A queda futura dos juros também continua sendo uma variável decisiva para o mercado acionário. Juros menores tendem a reduzir a atratividade relativa da renda fixa e podem beneficiar empresas mais sensíveis ao custo de capital.
Petróleo acima de US$ 107 impulsiona Petrobras
O outro grande vetor de alta veio do exterior.
O petróleo Brent disparou mais de 6% e fechou a US$ 107,63 por barril, enquanto o WTI terminou a US$ 102,48. Os preços foram pressionados pela intensificação dos ataques a navios e pelos riscos ao transporte de petróleo no Oriente Médio.
A escalada da commodity favoreceu as ações da Petrobras, que figuraram entre os principais suportes do Ibovespa durante o pregão.
A valorização acontece porque preços mais elevados do petróleo podem ampliar a geração de receita das produtoras, embora o efeito final dependa também de produção, câmbio, custos e política de preços.
Bancos avançam enquanto Vale limita o índice
O setor financeiro também teve participação importante no movimento.
Durante a sessão, Itaú, Bradesco e B3 operaram em alta, acompanhando a melhora do mercado doméstico. Por volta do início da tarde, Itaú avançava 1,66%, Bradesco subia 2,87% e B3 ganhava 1,27%.
Na direção contrária, a Vale pressionou o Ibovespa, acompanhando a fraqueza do minério de ferro.
O contraste mostra por que o índice conseguiu avançar mesmo sem uma alta generalizada das commodities: petróleo e bancos compensaram parte relevante da pressão exercida pelo setor de mineração.
Eleição, petróleo e juros podem manter volatilidade elevada
O fechamento desta quinta reúne três variáveis que devem continuar influenciando o Ibovespa: eleições, petróleo e juros.

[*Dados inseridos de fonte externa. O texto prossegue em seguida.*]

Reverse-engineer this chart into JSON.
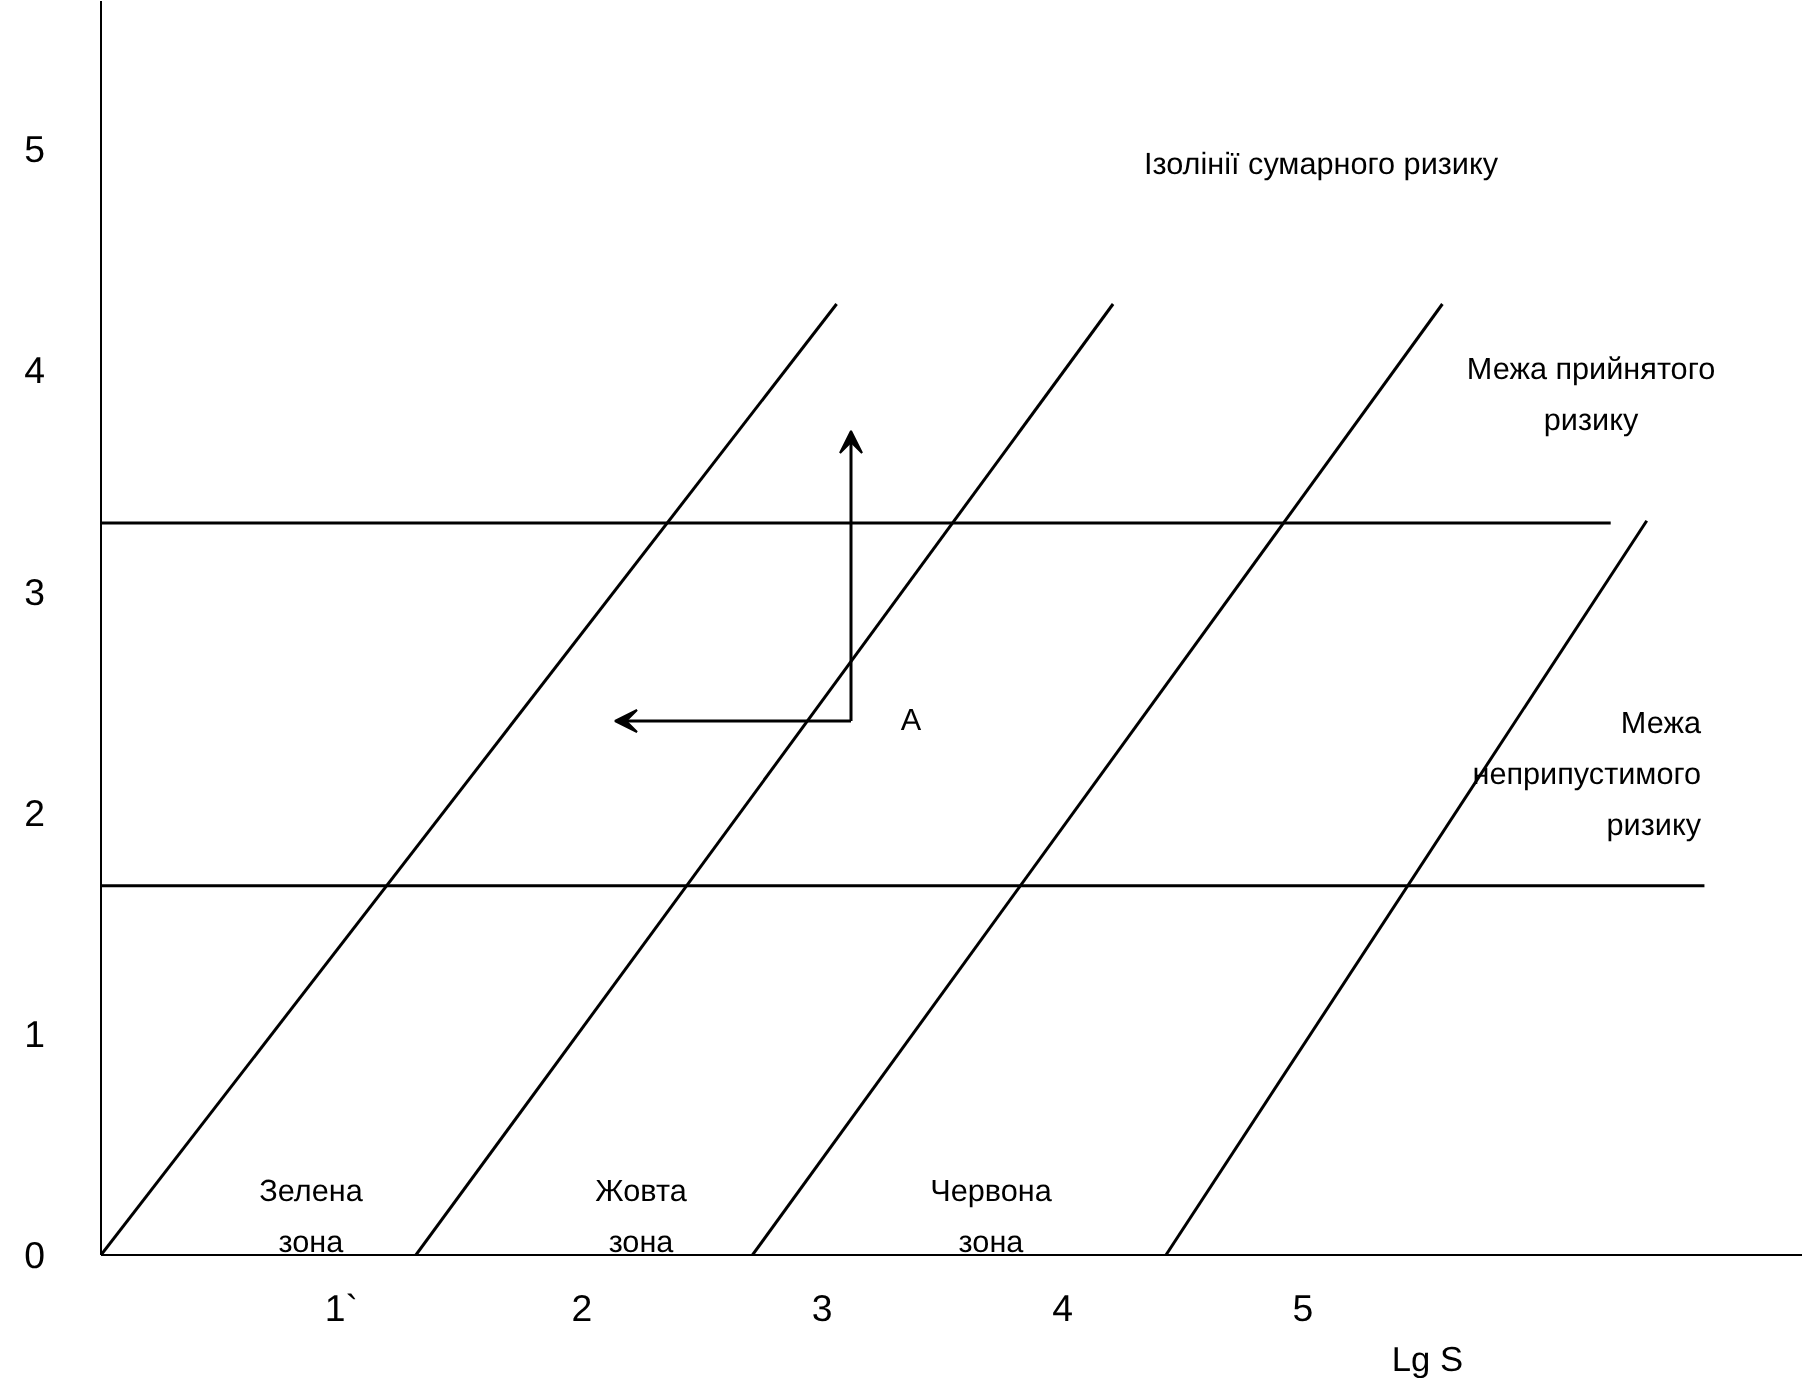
{
  "chart_data": {
    "type": "line",
    "xlabel": "Lg S",
    "xlim": [
      0,
      7.08
    ],
    "ylim": [
      0,
      5.67
    ],
    "xticks": [
      {
        "value": 1,
        "label": "1`"
      },
      2,
      3,
      4,
      5
    ],
    "yticks": [
      0,
      1,
      2,
      3,
      4,
      5
    ],
    "grid": false,
    "series": [
      {
        "color": "#000000",
        "x": [
          0,
          3.06
        ],
        "values": [
          0,
          4.3
        ]
      },
      {
        "color": "#000000",
        "x": [
          1.31,
          4.21
        ],
        "values": [
          0,
          4.3
        ]
      },
      {
        "color": "#000000",
        "x": [
          2.71,
          5.58
        ],
        "values": [
          0,
          4.3
        ]
      },
      {
        "color": "#000000",
        "x": [
          4.43,
          6.43
        ],
        "values": [
          0,
          3.32
        ]
      },
      {
        "color": "#000000",
        "x": [
          0,
          6.28
        ],
        "values": [
          3.31,
          3.31
        ]
      },
      {
        "color": "#000000",
        "x": [
          0,
          6.67
        ],
        "values": [
          1.67,
          1.67
        ]
      }
    ],
    "annotations": [
      "Ізолінії сумарного ризику",
      "Межа прийнятого\nризику",
      "Межа\nнеприпустимого\nризику",
      "A",
      "Зелена\nзона",
      "Жовта\nзона",
      "Червона\nзона"
    ]
  }
}
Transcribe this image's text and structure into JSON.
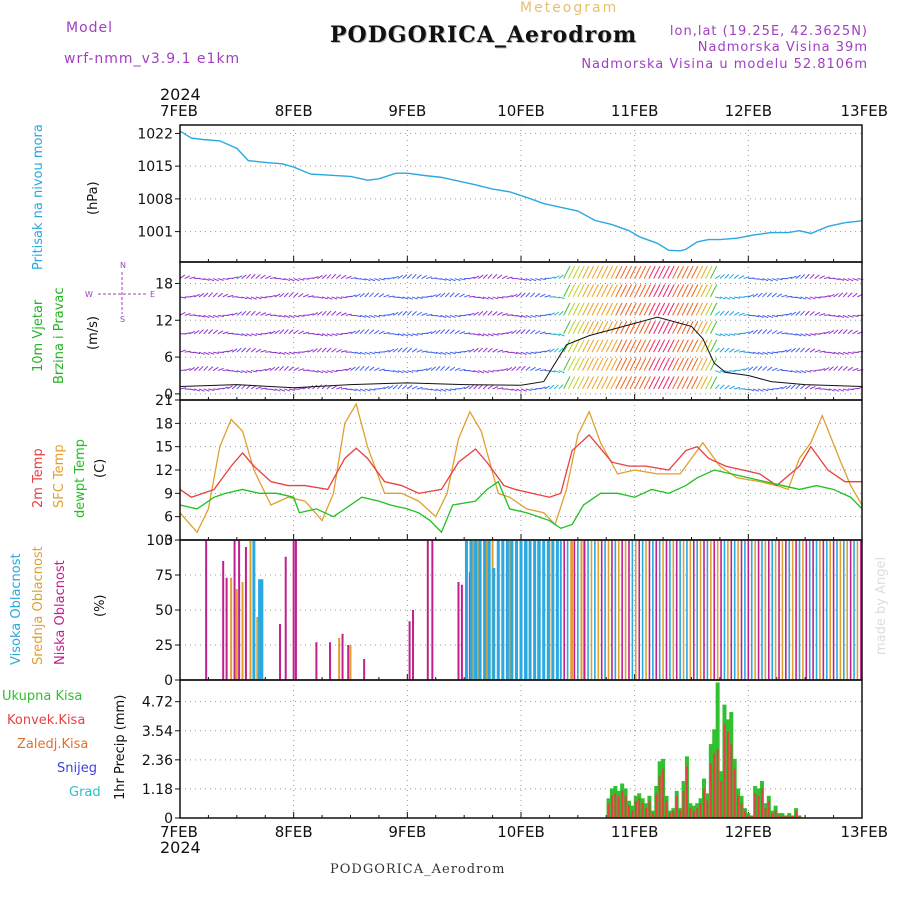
{
  "header": {
    "model_label": "Model",
    "model_name": "wrf-nmm_v3.9.1 e1km",
    "title": "PODGORICA_Aerodrom",
    "meteogram_label": "Meteogram",
    "lonlat": "lon,lat (19.25E, 42.3625N)",
    "elevation": "Nadmorska Visina 39m",
    "model_elevation": "Nadmorska Visina u modelu 52.8106m"
  },
  "footer": {
    "station": "PODGORICA_Aerodrom"
  },
  "watermark": "made by Angel",
  "colors": {
    "pressure": "#2aa8e0",
    "wind_label": "#22b322",
    "wind_sub": "#a040c0",
    "temp2m": "#e84040",
    "sfc": "#e0a030",
    "dew": "#20c020",
    "high_cloud": "#2aa8e0",
    "mid_cloud": "#e0a030",
    "low_cloud": "#c0208f",
    "total_precip": "#30c030",
    "conv_precip": "#e84040",
    "frozen": "#e07030",
    "snow": "#4040e0",
    "graupel": "#30c0c0"
  },
  "chart_data": [
    {
      "type": "line",
      "id": "pressure",
      "ylabel": "Pritisak na nivou mora",
      "unit": "(hPa)",
      "yticks": [
        "1022",
        "1015",
        "1008",
        "1001"
      ],
      "ytick_values": [
        1022,
        1015,
        1008,
        1001
      ],
      "ylim": [
        994.5,
        1023.8
      ],
      "x_start_label": "7FEB",
      "x_start_year": "2024",
      "x_labels": [
        "7FEB",
        "8FEB",
        "9FEB",
        "10FEB",
        "11FEB",
        "12FEB",
        "13FEB"
      ],
      "x_days": [
        0,
        1,
        2,
        3,
        4,
        5,
        6
      ],
      "series": [
        {
          "x": [
            0,
            0.1,
            0.2,
            0.35,
            0.5,
            0.6,
            0.75,
            0.9,
            1.0,
            1.15,
            1.3,
            1.5,
            1.65,
            1.75,
            1.9,
            2.0,
            2.15,
            2.3,
            2.45,
            2.6,
            2.75,
            2.9,
            3.05,
            3.2,
            3.35,
            3.5,
            3.65,
            3.8,
            3.95,
            4.05,
            4.2,
            4.3,
            4.4,
            4.45,
            4.55,
            4.65,
            4.75,
            4.9,
            5.05,
            5.2,
            5.35,
            5.45,
            5.55,
            5.7,
            5.85,
            6.0
          ],
          "values": [
            1022.5,
            1021.0,
            1020.7,
            1020.4,
            1018.8,
            1016.2,
            1015.8,
            1015.5,
            1014.8,
            1013.3,
            1013.1,
            1012.8,
            1012.0,
            1012.3,
            1013.5,
            1013.5,
            1013.0,
            1012.6,
            1011.8,
            1011.0,
            1010.1,
            1009.5,
            1008.3,
            1007.0,
            1006.2,
            1005.4,
            1003.4,
            1002.5,
            1001.2,
            999.8,
            998.5,
            997.0,
            996.9,
            997.2,
            998.8,
            999.3,
            999.3,
            999.6,
            1000.3,
            1000.8,
            1000.8,
            1001.2,
            1000.6,
            1002.1,
            1002.9,
            1003.3
          ]
        }
      ]
    },
    {
      "type": "barbs",
      "id": "wind",
      "ylabel": "10m Vjetar",
      "ylabel2": "Brzina i Pravac",
      "unit": "(m/s)",
      "compass": {
        "n": "N",
        "s": "S",
        "e": "E",
        "w": "W"
      },
      "yticks": [
        "18",
        "12",
        "6",
        "0"
      ],
      "ytick_values": [
        18,
        12,
        6,
        0
      ],
      "ylim": [
        -1,
        21.5
      ],
      "series": [
        {
          "name": "speed",
          "x": [
            0,
            0.5,
            1.0,
            1.5,
            2.0,
            2.5,
            3.0,
            3.2,
            3.4,
            3.6,
            3.8,
            4.0,
            4.2,
            4.5,
            4.6,
            4.7,
            4.8,
            5.0,
            5.2,
            5.5,
            6.0
          ],
          "values": [
            1.2,
            1.5,
            1.0,
            1.5,
            1.8,
            1.5,
            1.4,
            2.0,
            8.0,
            9.5,
            10.5,
            11.5,
            12.5,
            11.0,
            9.0,
            5.0,
            3.5,
            3.0,
            2.0,
            1.5,
            1.2
          ]
        }
      ]
    },
    {
      "type": "line",
      "id": "temperature",
      "ylabel": "2m Temp",
      "ylabel2": "SFC Temp",
      "ylabel3": "dewpt Temp",
      "unit": "(C)",
      "yticks": [
        "21",
        "18",
        "15",
        "12",
        "9",
        "6",
        "3"
      ],
      "ytick_values": [
        21,
        18,
        15,
        12,
        9,
        6,
        3
      ],
      "ylim": [
        3,
        21
      ],
      "series": [
        {
          "name": "2m Temp",
          "x": [
            0,
            0.1,
            0.2,
            0.3,
            0.45,
            0.55,
            0.65,
            0.8,
            0.95,
            1.1,
            1.3,
            1.45,
            1.55,
            1.65,
            1.8,
            1.95,
            2.1,
            2.3,
            2.45,
            2.6,
            2.7,
            2.85,
            2.95,
            3.1,
            3.25,
            3.35,
            3.45,
            3.6,
            3.8,
            3.95,
            4.1,
            4.3,
            4.45,
            4.55,
            4.65,
            4.8,
            4.95,
            5.1,
            5.25,
            5.45,
            5.55,
            5.7,
            5.85,
            6.0
          ],
          "values": [
            9.5,
            8.5,
            9.0,
            9.5,
            12.5,
            14.2,
            12.5,
            10.5,
            10.0,
            10.0,
            9.5,
            13.5,
            14.8,
            13.5,
            10.5,
            10.0,
            9.0,
            9.5,
            13.0,
            14.7,
            13.0,
            10.0,
            9.5,
            9.0,
            8.5,
            9.0,
            14.5,
            16.5,
            13.0,
            12.5,
            12.5,
            12.0,
            14.5,
            15.0,
            13.5,
            12.5,
            12.0,
            11.5,
            10.0,
            12.5,
            15.0,
            12.0,
            10.5,
            10.5
          ]
        },
        {
          "name": "SFC Temp",
          "x": [
            0,
            0.15,
            0.25,
            0.35,
            0.45,
            0.55,
            0.65,
            0.8,
            0.95,
            1.1,
            1.25,
            1.35,
            1.45,
            1.55,
            1.65,
            1.8,
            1.95,
            2.1,
            2.25,
            2.35,
            2.45,
            2.55,
            2.65,
            2.8,
            2.9,
            3.05,
            3.2,
            3.3,
            3.4,
            3.5,
            3.6,
            3.7,
            3.85,
            4.0,
            4.2,
            4.4,
            4.5,
            4.6,
            4.75,
            4.9,
            5.1,
            5.25,
            5.35,
            5.45,
            5.55,
            5.65,
            5.8,
            5.9,
            6.0
          ],
          "values": [
            6.5,
            4.0,
            7.0,
            15.0,
            18.5,
            17.0,
            12.0,
            7.5,
            8.5,
            8.0,
            5.5,
            9.0,
            18.0,
            20.5,
            15.0,
            9.0,
            9.0,
            8.0,
            6.0,
            9.0,
            16.0,
            19.5,
            17.0,
            9.0,
            8.5,
            7.0,
            6.5,
            5.0,
            9.5,
            16.5,
            19.5,
            15.5,
            11.5,
            12.0,
            11.5,
            11.5,
            13.5,
            15.5,
            12.5,
            11.0,
            10.5,
            10.0,
            9.5,
            13.5,
            15.5,
            19.0,
            13.5,
            10.0,
            7.5
          ]
        },
        {
          "name": "dewpt Temp",
          "x": [
            0,
            0.15,
            0.3,
            0.4,
            0.55,
            0.7,
            0.85,
            1.0,
            1.05,
            1.2,
            1.35,
            1.45,
            1.6,
            1.75,
            1.85,
            2.0,
            2.1,
            2.2,
            2.3,
            2.4,
            2.6,
            2.7,
            2.8,
            2.9,
            3.05,
            3.15,
            3.25,
            3.35,
            3.45,
            3.55,
            3.7,
            3.85,
            4.0,
            4.15,
            4.3,
            4.45,
            4.55,
            4.7,
            4.85,
            5.0,
            5.15,
            5.3,
            5.45,
            5.6,
            5.75,
            5.9,
            6.0
          ],
          "values": [
            7.5,
            7.0,
            8.5,
            9.0,
            9.5,
            9.0,
            9.0,
            8.5,
            6.5,
            7.0,
            6.0,
            7.0,
            8.5,
            8.0,
            7.5,
            7.0,
            6.5,
            5.5,
            4.0,
            7.5,
            8.0,
            9.5,
            10.5,
            7.0,
            6.5,
            6.0,
            5.5,
            4.5,
            5.0,
            7.5,
            9.0,
            9.0,
            8.5,
            9.5,
            9.0,
            10.0,
            11.0,
            12.0,
            11.5,
            11.0,
            10.5,
            10.0,
            9.5,
            10.0,
            9.5,
            8.5,
            7.0
          ]
        }
      ]
    },
    {
      "type": "bar",
      "id": "cloud",
      "ylabel": "Visoka Oblacnost",
      "ylabel2": "Srednja Oblacnost",
      "ylabel3": "Niska Oblacnost",
      "unit": "(%)",
      "yticks": [
        "100",
        "75",
        "50",
        "25",
        "0"
      ],
      "ytick_values": [
        100,
        75,
        50,
        25,
        0
      ],
      "ylim": [
        0,
        100
      ],
      "series": [
        {
          "name": "Niska Oblacnost",
          "x": [
            0.23,
            0.38,
            0.41,
            0.48,
            0.52,
            0.58,
            0.88,
            0.93,
            1.0,
            1.02,
            1.2,
            1.32,
            1.43,
            1.48,
            1.62,
            2.02,
            2.05,
            2.18,
            2.22,
            2.45,
            2.48,
            2.55
          ],
          "values": [
            100,
            85,
            73,
            100,
            100,
            95,
            40,
            88,
            100,
            100,
            27,
            27,
            33,
            25,
            15,
            42,
            50,
            100,
            100,
            70,
            68,
            77
          ]
        },
        {
          "name": "Srednja Oblacnost",
          "x": [
            0.45,
            0.5,
            0.55,
            0.62,
            0.68,
            1.4,
            1.5,
            2.58,
            2.62,
            2.7,
            2.75,
            2.8,
            2.9,
            3.05,
            3.15,
            3.25,
            3.35,
            3.45,
            3.55
          ],
          "values": [
            73,
            65,
            70,
            100,
            45,
            30,
            25,
            100,
            100,
            100,
            100,
            100,
            100,
            100,
            100,
            100,
            100,
            100,
            100
          ]
        },
        {
          "name": "Visoka Oblacnost",
          "x": [
            0.65,
            0.7,
            0.72,
            2.52,
            2.56,
            2.6,
            2.64,
            2.68,
            2.72,
            2.76,
            2.8,
            2.84,
            2.88,
            2.92,
            2.96,
            3.0,
            3.04,
            3.08,
            3.12,
            3.16,
            3.2,
            3.24,
            3.28,
            3.32
          ],
          "values": [
            100,
            72,
            72,
            100,
            100,
            100,
            100,
            100,
            100,
            80,
            100,
            100,
            100,
            100,
            100,
            100,
            100,
            100,
            100,
            100,
            100,
            100,
            100,
            100
          ]
        }
      ]
    },
    {
      "type": "bar",
      "id": "precip",
      "ylabel": "1hr Precip (mm)",
      "yticks": [
        "4.72",
        "3.54",
        "2.36",
        "1.18",
        "0"
      ],
      "ytick_values": [
        4.72,
        3.54,
        2.36,
        1.18,
        0
      ],
      "ylim": [
        0,
        5.6
      ],
      "legend": [
        "Ukupna Kisa",
        "Konvek.Kisa",
        "Zaledj.Kisa",
        "Snijeg",
        "Grad"
      ],
      "legend_position": "left",
      "series": [
        {
          "name": "Ukupna Kisa",
          "x": [
            3.77,
            3.8,
            3.83,
            3.86,
            3.89,
            3.92,
            3.95,
            3.98,
            4.01,
            4.04,
            4.07,
            4.1,
            4.13,
            4.16,
            4.19,
            4.22,
            4.25,
            4.28,
            4.31,
            4.34,
            4.37,
            4.4,
            4.43,
            4.46,
            4.49,
            4.52,
            4.55,
            4.58,
            4.61,
            4.64,
            4.67,
            4.7,
            4.73,
            4.76,
            4.79,
            4.82,
            4.85,
            4.88,
            4.91,
            4.94,
            4.97,
            5.0,
            5.03,
            5.06,
            5.09,
            5.12,
            5.15,
            5.18,
            5.21,
            5.24,
            5.27,
            5.3,
            5.33,
            5.36,
            5.39,
            5.42,
            5.45
          ],
          "values": [
            0.8,
            1.2,
            1.3,
            1.1,
            1.4,
            1.2,
            0.7,
            0.5,
            0.9,
            1.0,
            0.8,
            0.6,
            0.9,
            0.3,
            1.3,
            2.3,
            2.4,
            0.9,
            0.3,
            0.4,
            1.1,
            0.4,
            1.5,
            2.5,
            0.6,
            0.5,
            0.6,
            0.8,
            1.6,
            1.0,
            3.0,
            3.6,
            5.5,
            1.9,
            4.6,
            4.0,
            4.3,
            2.4,
            1.2,
            0.9,
            0.4,
            0.2,
            0.1,
            1.3,
            1.2,
            1.5,
            0.6,
            0.9,
            0.3,
            0.5,
            0.2,
            0.2,
            0.1,
            0.2,
            0.1,
            0.4,
            0.1
          ]
        },
        {
          "name": "Konvek.Kisa",
          "x": [
            3.77,
            3.8,
            3.83,
            3.86,
            3.89,
            3.92,
            3.95,
            3.98,
            4.01,
            4.04,
            4.07,
            4.1,
            4.13,
            4.16,
            4.19,
            4.22,
            4.25,
            4.28,
            4.31,
            4.34,
            4.37,
            4.4,
            4.43,
            4.46,
            4.49,
            4.52,
            4.55,
            4.58,
            4.61,
            4.64,
            4.67,
            4.7,
            4.73,
            4.76,
            4.79,
            4.82,
            4.85,
            4.88,
            4.91,
            4.94,
            4.97,
            5.0,
            5.03,
            5.06,
            5.09,
            5.12,
            5.15,
            5.18,
            5.21,
            5.24,
            5.27,
            5.3,
            5.33,
            5.36,
            5.39,
            5.42,
            5.45
          ],
          "values": [
            0.6,
            0.9,
            1.0,
            0.9,
            1.1,
            0.9,
            0.5,
            0.3,
            0.7,
            0.8,
            0.6,
            0.4,
            0.7,
            0.2,
            1.0,
            1.7,
            2.0,
            0.7,
            0.2,
            0.3,
            0.9,
            0.3,
            1.1,
            2.1,
            0.4,
            0.3,
            0.4,
            0.6,
            1.2,
            0.7,
            2.2,
            2.6,
            2.8,
            1.5,
            3.8,
            3.5,
            3.0,
            2.0,
            0.9,
            0.6,
            0.3,
            0.1,
            0.1,
            1.0,
            0.9,
            1.2,
            0.4,
            0.7,
            0.2,
            0.3,
            0.1,
            0.1,
            0.1,
            0.1,
            0.1,
            0.3,
            0.1
          ]
        }
      ]
    }
  ]
}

| Indicador | Fechamento/dado |
| Ibovespa | +1,42% |
| Ibovespa | cerca de 188 mil pontos |
| Dólar | cerca de R$ 5,10 |
| Brent | US$ 107,63 |
| WTI | US$ 102,48 |
| PoderData/Aya — 2º turno | Flávio 47% x Lula 45% |
| AtlasIntel/Bloomberg — 2º turno | Flávio 46,4% x Lula 46,2% |
Para o investidor, o avanço de um único pregão não elimina os riscos. A corrida eleitoral continua estatisticamente apertada, o petróleo permanece sujeito à geopolítica e juros elevados ainda influenciam o preço das ações.
O desempenho dos próximos pregões dependerá principalmente de novas pesquisas, do fluxo de investidores estrangeiros, das expectativas para política econômica e da evolução do conflito no Oriente Médio.